In June, the insurer offered to settle for $1,600 (79% of the claim) plus costs. It seems that either litigation or the intervention of the independent expert retained by the solicitors (at a cost of $126.50) had achieved the doubling of what the insurer was prepared to pay. It seems the solicitors advised Mr He to accept it, but he instructed them not to. Solicitors on no-win no-fee retainers can get very upset when this kind of impudence is engaged in.

In July, the insurer and the negligent driver just did not turn up to the adjourned trial. The trial was adjourned a second time, and the insurer was ordered to pay the barrister’s cancellation fee, plus $200 loss of earnings because Mr He had had to take a day off work for nothing. On this occasion, the solicitors did not get anything.

In September, the expert retained by the solicitors did not turn up to the trial. Mr He’s barrister said he rang the expert who said he had told the solicitors several days earlier that he could not be at court that day. Perhaps they had not sought his attendance sufficiently far in advance. In any event, Mr He claimed that the solicitors tried to convince him to accept the insurer’s then settlement offer which had by then been decreased to $1,175 plus costs (58% of his claim) on the basis that otherwise, Mr He was responsible for the other side’s costs of the adjournment which would be necessitated by the unavailability of the expert, which amounted to $794 (39% of his claim). But Mr He demonstrated a wholly unusual resolve and held out for 4 hours at which point the solicitors accepted responsibility for the costs of the adjournment (which was either very generous or effectively an acknowledgment that it was in fact their fault), and the matter was adjourned for a third time.
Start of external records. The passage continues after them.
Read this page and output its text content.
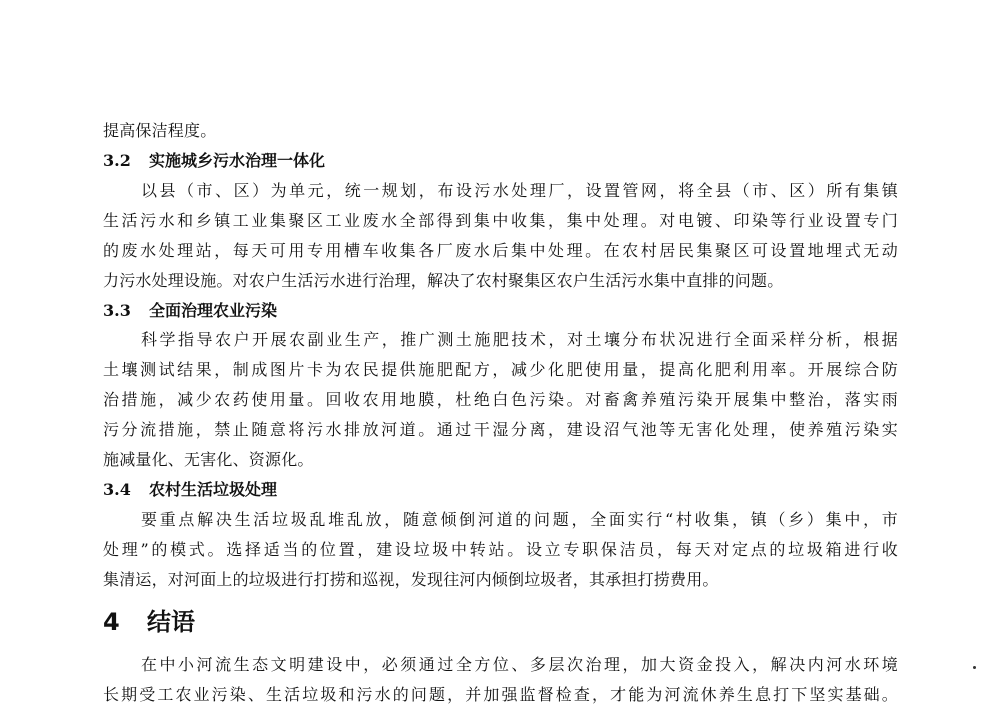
提高保洁程度。
3.2 实施城乡污水治理一体化
以县（市、区）为单元，统一规划，布设污水处理厂，设置管网，将全县（市、区）所有集镇
生活污水和乡镇工业集聚区工业废水全部得到集中收集，集中处理。对电镀、印染等行业设置专门
的废水处理站，每天可用专用槽车收集各厂废水后集中处理。在农村居民集聚区可设置地埋式无动
力污水处理设施。对农户生活污水进行治理，解决了农村聚集区农户生活污水集中直排的问题。
3.3 全面治理农业污染
科学指导农户开展农副业生产，推广测土施肥技术，对土壤分布状况进行全面采样分析，根据
土壤测试结果，制成图片卡为农民提供施肥配方，减少化肥使用量，提高化肥利用率。开展综合防
治措施，减少农药使用量。回收农用地膜，杜绝白色污染。对畜禽养殖污染开展集中整治，落实雨
污分流措施，禁止随意将污水排放河道。通过干湿分离，建设沼气池等无害化处理，使养殖污染实
施减量化、无害化、资源化。
3.4 农村生活垃圾处理
要重点解决生活垃圾乱堆乱放，随意倾倒河道的问题，全面实行“村收集，镇（乡）集中，市
处理”的模式。选择适当的位置，建设垃圾中转站。设立专职保洁员，每天对定点的垃圾箱进行收
集清运，对河面上的垃圾进行打捞和巡视，发现往河内倾倒垃圾者，其承担打捞费用。
4 结语
在中小河流生态文明建设中，必须通过全方位、多层次治理，加大资金投入，解决内河水环境
长期受工农业污染、生活垃圾和污水的问题，并加强监督检查，才能为河流休养生息打下坚实基础。
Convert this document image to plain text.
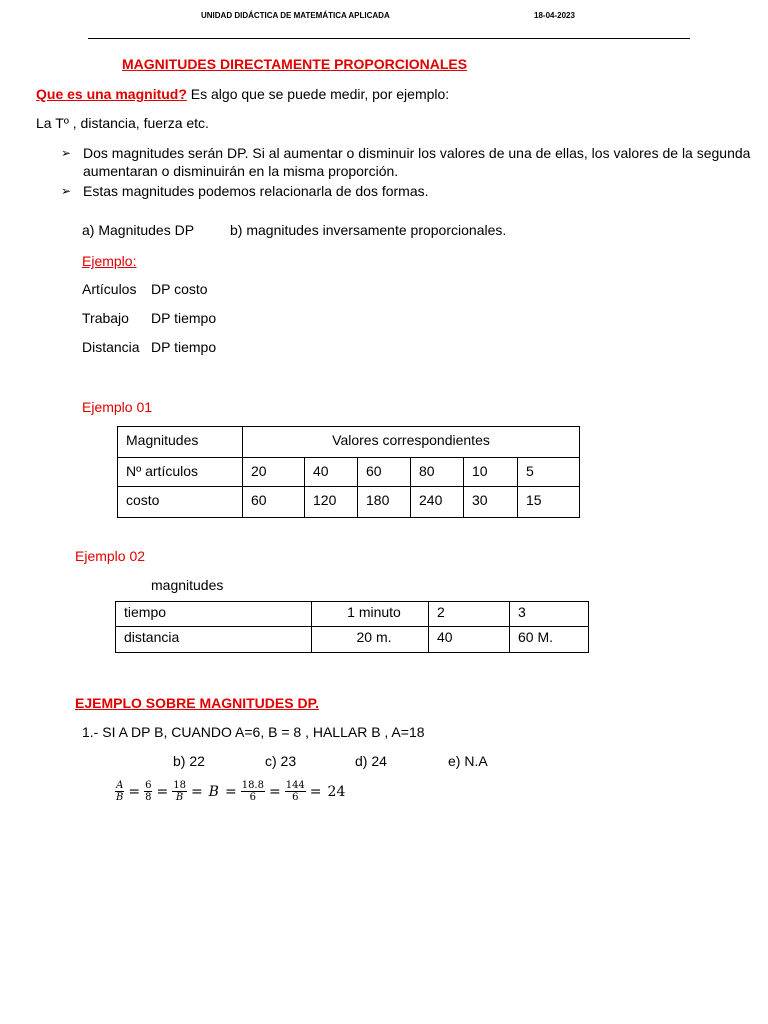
UNIDAD DIDÁCTICA DE MATEMÁTICA APLICADA	18-04-2023
MAGNITUDES DIRECTAMENTE PROPORCIONALES
Que es una magnitud? Es algo que se puede medir, por ejemplo:
La Tº , distancia, fuerza etc.
➢ Dos magnitudes serán DP. Si al aumentar o disminuir los valores de una de ellas, los valores de la segunda
aumentaran o disminuirán en la misma proporción.
➢ Estas magnitudes podemos relacionarla de dos formas.
a) Magnitudes DP	b) magnitudes inversamente proporcionales.
Ejemplo:
Artículos DP costo
Trabajo DP tiempo
Distancia DP tiempo
Ejemplo 01
Magnitudes	Valores correspondientes					
Nº artículos	20	40	60	80	10	5
costo	60	120	180	240	30	15
Ejemplo 02
magnitudes
tiempo	1 minuto	2	3
distancia	20 m.	40	60 M.
EJEMPLO SOBRE MAGNITUDES DP.
1.- SI A DP B, CUANDO A=6, B = 8 , HALLAR B , A=18
b) 22	c) 23	d) 24	e) N.A
$\frac{A}{B} = \frac{6}{8} = \frac{18}{B} = B = \frac{18.8}{6} = \frac{144}{6} = 24$
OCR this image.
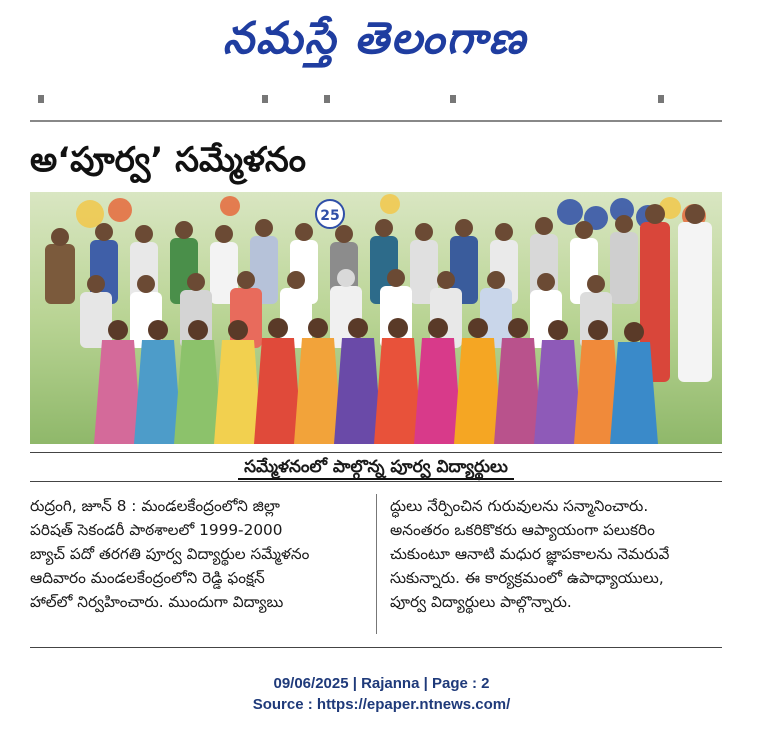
నమస్తే తెలంగాణ
అ‘పూర్వ’ సమ్మేళనం
25
సమ్మేళనంలో పాల్గొన్న పూర్వ విద్యార్థులు
రుద్రంగి, జూన్ 8 : మండలకేంద్రంలోని జిల్లా
పరిషత్ సెకండరీ పాఠశాలలో 1999-2000
బ్యాచ్ పదో తరగతి పూర్వ విద్యార్థుల సమ్మేళనం
ఆదివారం మండలకేంద్రంలోని రెడ్డి ఫంక్షన్
హాల్‌లో నిర్వహించారు. ముందుగా విద్యాబు
ద్ధులు నేర్పించిన గురువులను సన్మానించారు.
అనంతరం ఒకరికొకరు ఆప్యాయంగా పలుకరిం
చుకుంటూ ఆనాటి మధుర జ్ఞాపకాలను నెమరువే
సుకున్నారు. ఈ కార్యక్రమంలో ఉపాధ్యాయులు,
పూర్వ విద్యార్థులు పాల్గొన్నారు.
09/06/2025 | Rajanna | Page : 2
Source : https://epaper.ntnews.com/
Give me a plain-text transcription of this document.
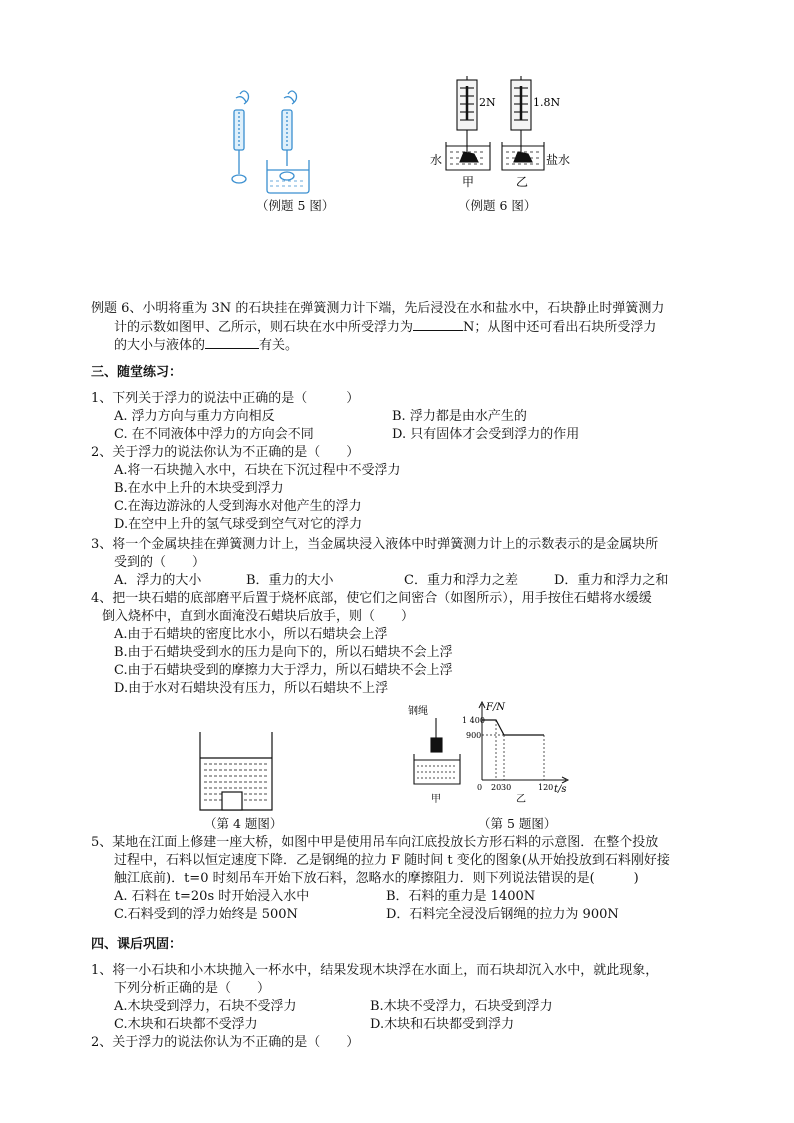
（例题 5 图）
2N	1.8N
水	盐水
甲	乙
（例题 6 图）
例题 6、小明将重为 3N 的石块挂在弹簧测力计下端，先后浸没在水和盐水中，石块静止时弹簧测力
计的示数如图甲、乙所示，则石块在水中所受浮力为	N；从图中还可看出石块所受浮力
的大小与液体的	有关。
三、随堂练习：
1、下列关于浮力的说法中正确的是（　　　）
A. 浮力方向与重力方向相反	B. 浮力都是由水产生的
C. 在不同液体中浮力的方向会不同	D. 只有固体才会受到浮力的作用
2、关于浮力的说法你认为不正确的是（　　）
A.将一石块抛入水中，石块在下沉过程中不受浮力
B.在水中上升的木块受到浮力
C.在海边游泳的人受到海水对他产生的浮力
D.在空中上升的氢气球受到空气对它的浮力
3、将一个金属块挂在弹簧测力计上，当金属块浸入液体中时弹簧测力计上的示数表示的是金属块所
受到的（　　）
A．浮力的大小	B．重力的大小	C．重力和浮力之差	D．重力和浮力之和
4、把一块石蜡的底部磨平后置于烧杯底部，使它们之间密合（如图所示），用手按住石蜡将水缓缓
倒入烧杯中，直到水面淹没石蜡块后放手，则（　　）
A.由于石蜡块的密度比水小，所以石蜡块会上浮
B.由于石蜡块受到水的压力是向下的，所以石蜡块不会上浮
C.由于石蜡块受到的摩擦力大于浮力，所以石蜡块不会上浮
D.由于水对石蜡块没有压力，所以石蜡块不上浮
（第 4 题图）
钢绳
甲
F/N
1 400
900
0 20 30	120 t/s
乙
（第 5 题图）
5、某地在江面上修建一座大桥，如图中甲是使用吊车向江底投放长方形石料的示意图．在整个投放
过程中，石料以恒定速度下降．乙是钢绳的拉力 F 随时间 t 变化的图象(从开始投放到石料刚好接
触江底前)．t=0 时刻吊车开始下放石料，忽略水的摩擦阻力．则下列说法错误的是(　　　)
A. 石料在 t=20s 时开始浸入水中	B．石料的重力是 1400N
C.石料受到的浮力始终是 500N	D．石料完全浸没后钢绳的拉力为 900N
四、课后巩固：
1、将一小石块和小木块抛入一杯水中，结果发现木块浮在水面上，而石块却沉入水中，就此现象，
下列分析正确的是（　　）
A.木块受到浮力，石块不受浮力	B.木块不受浮力，石块受到浮力
C.木块和石块都不受浮力	D.木块和石块都受到浮力
2、关于浮力的说法你认为不正确的是（　　）
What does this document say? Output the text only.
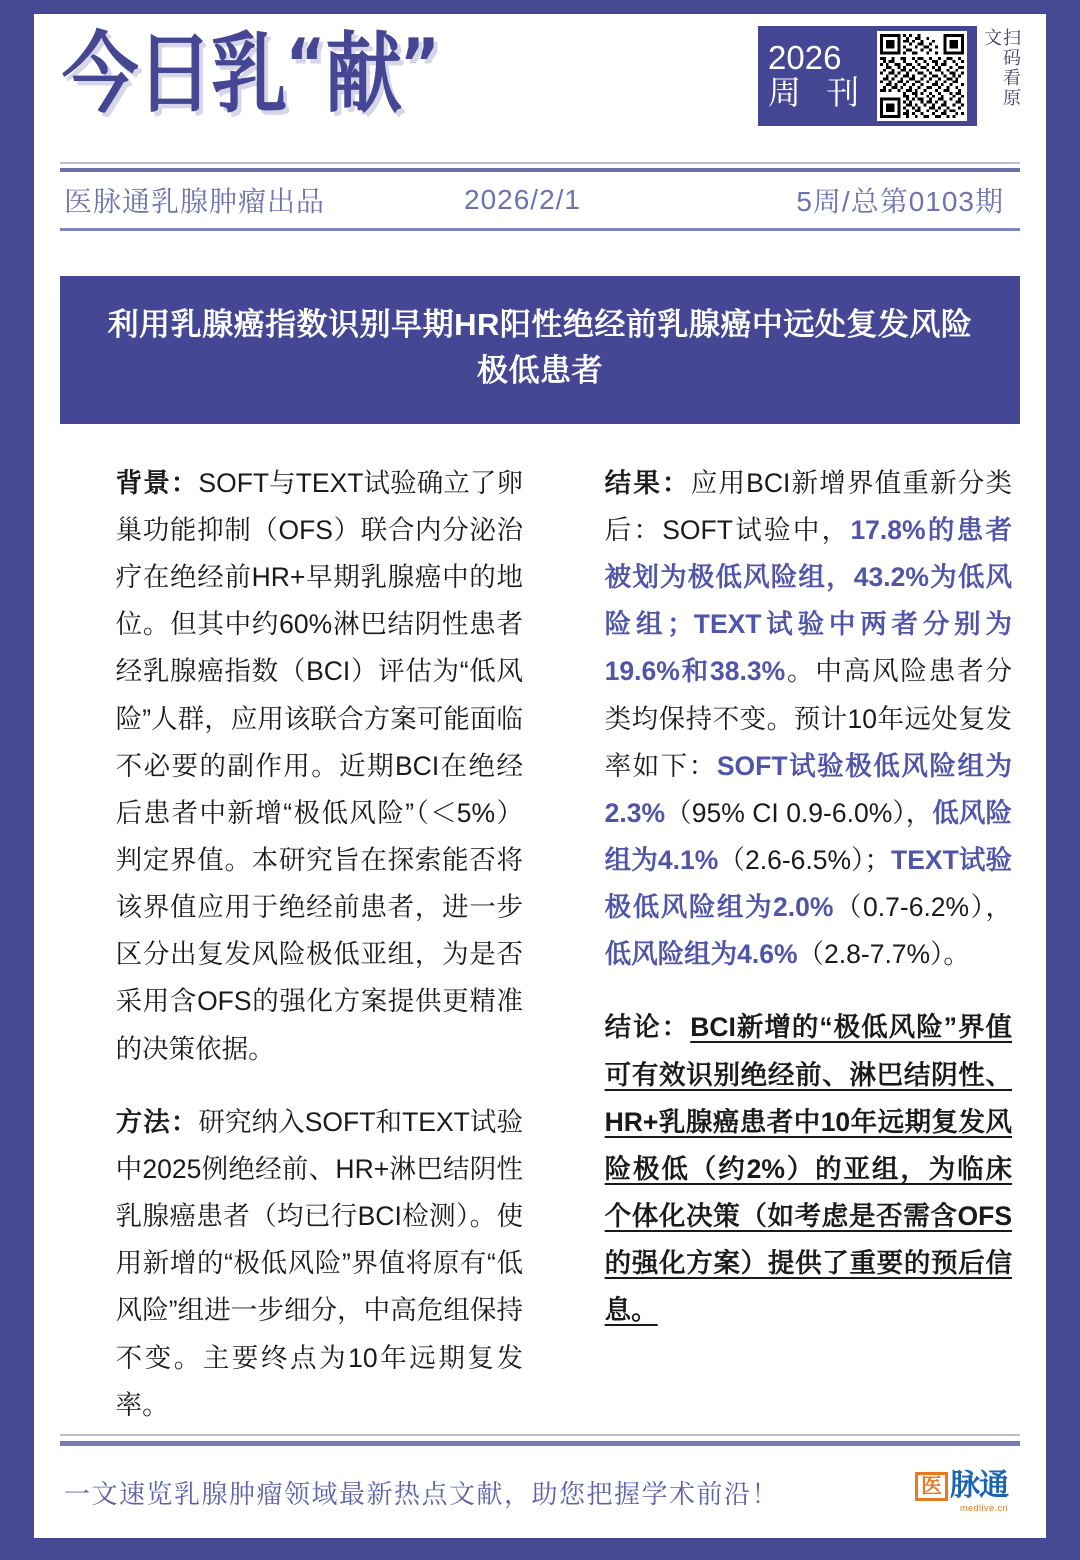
今日乳“献”	2026
周 刊	扫码看原文
医脉通乳腺肿瘤出品	2026/2/1	5周/总第0103期
利用乳腺癌指数识别早期HR阳性绝经前乳腺癌中远处复发风险极低患者

背景：SOFT与TEXT试验确立了卵巢功能抑制（OFS）联合内分泌治疗在绝经前HR+早期乳腺癌中的地位。但其中约60%淋巴结阴性患者经乳腺癌指数（BCI）评估为“低风险”人群，应用该联合方案可能面临不必要的副作用。近期BCI在绝经后患者中新增“极低风险”（＜5%）判定界值。本研究旨在探索能否将该界值应用于绝经前患者，进一步区分出复发风险极低亚组，为是否采用含OFS的强化方案提供更精准的决策依据。

方法：研究纳入SOFT和TEXT试验中2025例绝经前、HR+淋巴结阴性乳腺癌患者（均已行BCI检测）。使用新增的“极低风险”界值将原有“低风险”组进一步细分，中高危组保持不变。主要终点为10年远期复发率。

结果：应用BCI新增界值重新分类后：SOFT试验中，17.8%的患者被划为极低风险组，43.2%为低风险组；TEXT试验中两者分别为19.6%和38.3%。中高风险患者分类均保持不变。预计10年远处复发率如下：SOFT试验极低风险组为2.3%（95% CI 0.9-6.0%），低风险组为4.1%（2.6-6.5%）；TEXT试验极低风险组为2.0%（0.7-6.2%），低风险组为4.6%（2.8-7.7%）。

结论：BCI新增的“极低风险”界值可有效识别绝经前、淋巴结阴性、HR+乳腺癌患者中10年远期复发风险极低（约2%）的亚组，为临床个体化决策（如考虑是否需含OFS的强化方案）提供了重要的预后信息。

一文速览乳腺肿瘤领域最新热点文献，助您把握学术前沿！	医 脉通
medlive.cn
The fourth trial date, in November, ended in settlement for an amount less than he could have settled for had he followed his solicitors’ earlier advice. The insurer was at that time offering $1,425 (70% of the claim) plus costs. Mr He claims his solicitors told him that the Magistrate would probably simply take the midpoint between the two sides’ experts ($1,375) and award that. If that were true, it would mean that the litigation would have been a waste of time, a process which achieved nothing. One would wonder why the solicitors would not have simply advised him to split the difference with the insurer and get his money straight away. Mr He claims he asked them to reduce their advice to writing but they refused. Mr He held out for another four hours, but it was at this point that his resolve was overcome. He says his solicitors told him that if he did not pay $95 to procure the ongoing attendance at court of his expert witness, the expert would leave, the case would have to be adjourned a fourth time, and he would have to pay the costs of the adjournment. Since he did not have $95 on him, he claims he settled the case reluctantly, deprived of his day in court, saying at that moment that he would be lodging a complaint with the Legal Ombudsman.